Cognitive Behavioral Therapy Is Best To Combat Generalized Anxiety Disorder

Worries are part of everyone’s life. You worry about matching your clothing so you look good at work. You worry about being late to an appointment. However you do not worry about having a hangnail develop into an infection that requires amputation of a finger. Someone who requires Generalized Anxiety Disorder Treatment will worry about things that are terribly unlikely to occur.

He or she is letting worry interrupt the normal flow of daily life. It becomes impossible to enjoy anything or relax for any moment because of incorrect negative beliefs. CBT will take these negative thoughts and turn them inside out to disprove them to the client. The automatic negative thoughts will be proved erroneous.

GAD can be treated effectively with CBT, which helps to view automatic negative beliefs in light of reality. The catastrophizing he or she does is viewing each event as something that will go terribly wrong. This is at the root of the anxiety suffered each day.

Treating GAD with CBT has been helping clients to recover. Catastrophizing is the act of expecting the worst possible thing to happen in any situation. The therapist helps dispel these expectations and replace them with realistic ones.

The habit of catastrophizing can be confronted and challenged to change the negative automatic thoughts. For example, a person is obsessed with the fear of someone in the family having a car accident. Together, client and therapist might research the percentage of the population who actually have an auto accident each day, week, month or year. This will help elucidate the fact that chances are miniscule that one of his or her family members will be among that small percentage.

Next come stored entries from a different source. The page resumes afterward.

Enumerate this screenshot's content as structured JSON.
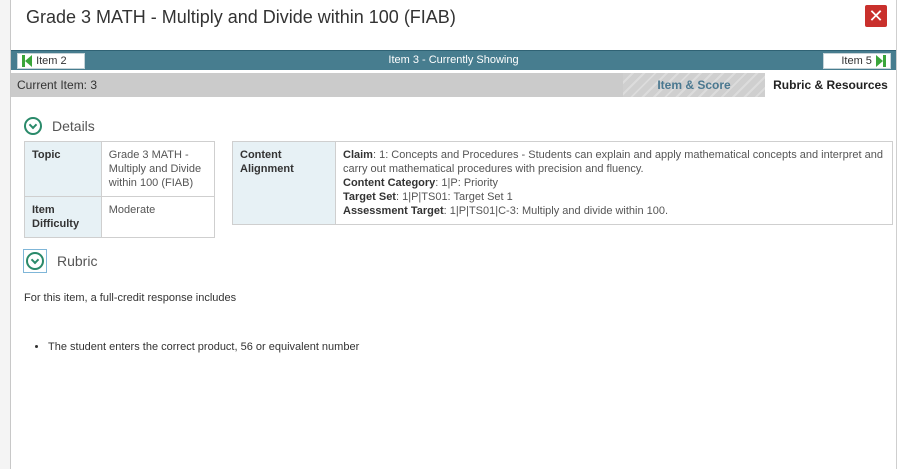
{
  "window": {
    "title": "Grade 3 MATH - Multiply and Divide within 100 (FIAB)",
    "close_icon": "close-x-icon"
  },
  "nav": {
    "prev_label": "Item 2",
    "center_label": "Item 3 - Currently Showing",
    "next_label": "Item 5"
  },
  "tabs": {
    "current_item": "Current Item: 3",
    "score_label": "Item & Score",
    "rubric_label": "Rubric & Resources"
  },
  "details": {
    "heading": "Details",
    "topic_label": "Topic",
    "topic_value": "Grade 3 MATH - Multiply and Divide within 100 (FIAB)",
    "difficulty_label": "Item Difficulty",
    "difficulty_value": "Moderate",
    "alignment_label": "Content Alignment",
    "claim_label": "Claim",
    "claim_value": ": 1: Concepts and Procedures - Students can explain and apply mathematical concepts and interpret and carry out mathematical procedures with precision and fluency.",
    "category_label": "Content Category",
    "category_value": ": 1|P: Priority",
    "target_set_label": "Target Set",
    "target_set_value": ": 1|P|TS01: Target Set 1",
    "assessment_label": "Assessment Target",
    "assessment_value": ": 1|P|TS01|C-3: Multiply and divide within 100."
  },
  "rubric": {
    "heading": "Rubric",
    "intro": "For this item, a full-credit response includes",
    "items": [
      "The student enters the correct product, 56 or equivalent number"
    ]
  },
  "colors": {
    "nav_bar": "#477d8f",
    "close": "#c9302c",
    "arrows": "#3aa53a",
    "toggle": "#2a8a6a"
  }
}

The five things that make CBT an effective treatment plan for GAD are education, monitoring, developing a strategy to gain physical control, learning cognitive control strategies and learning behavioral control methods to combat the unrealistic fears. Education teaches how to identify helpful worries and unhelpful worries. Understanding the difference helps to sort out the negative beliefs. Next, the therapist helps the client learn to monitor the daily anxiety. Keep track of triggers and track progress in dismissing negative beliefs.

CBT then uses deep breathing and muscle relaxation techniques to overcome the fear and anxiety. These physical control methods help control the fight or flight response that is reserved for extraordinary situations in non-GAD people.

The next technique is gaining the ability to challenge negative automatic thoughts and begin to recognize how unrealistic they are. He or she learns to realize that worry does not positively or negatively affect any occurrence. In other words, worry is not going to prevent anything from happening so is useless.

By confronting each fear the client will become desensitized to it. He or she will see that what they feared is not a consequence of any situation. The fears will be disproved and thus, alleviated.

Generalized Disorder Treatment Therapy can be combined with medication to treat GAD. Therapeutic intervention can be effective on a short-term basis. The client can practice newly acquired techniques on his or her own. The medication can be a temporary measure. The anti-anxiety drug, Buspirone, Benzodiazepines (short-term only due to addictive qualities) or antidepressants, which have side effects such as not taking effect for weeks and causing nausea and insomnia. While medication is temporary, the techniques learned and practiced to confront and combat GAD can be acquired and incorporated into life for the long-term.

Finding generalized anxiety disorder treatment methods is as simple as searching online. When you plan to cure panic attacks using natural and gentle tactics, you will be successful.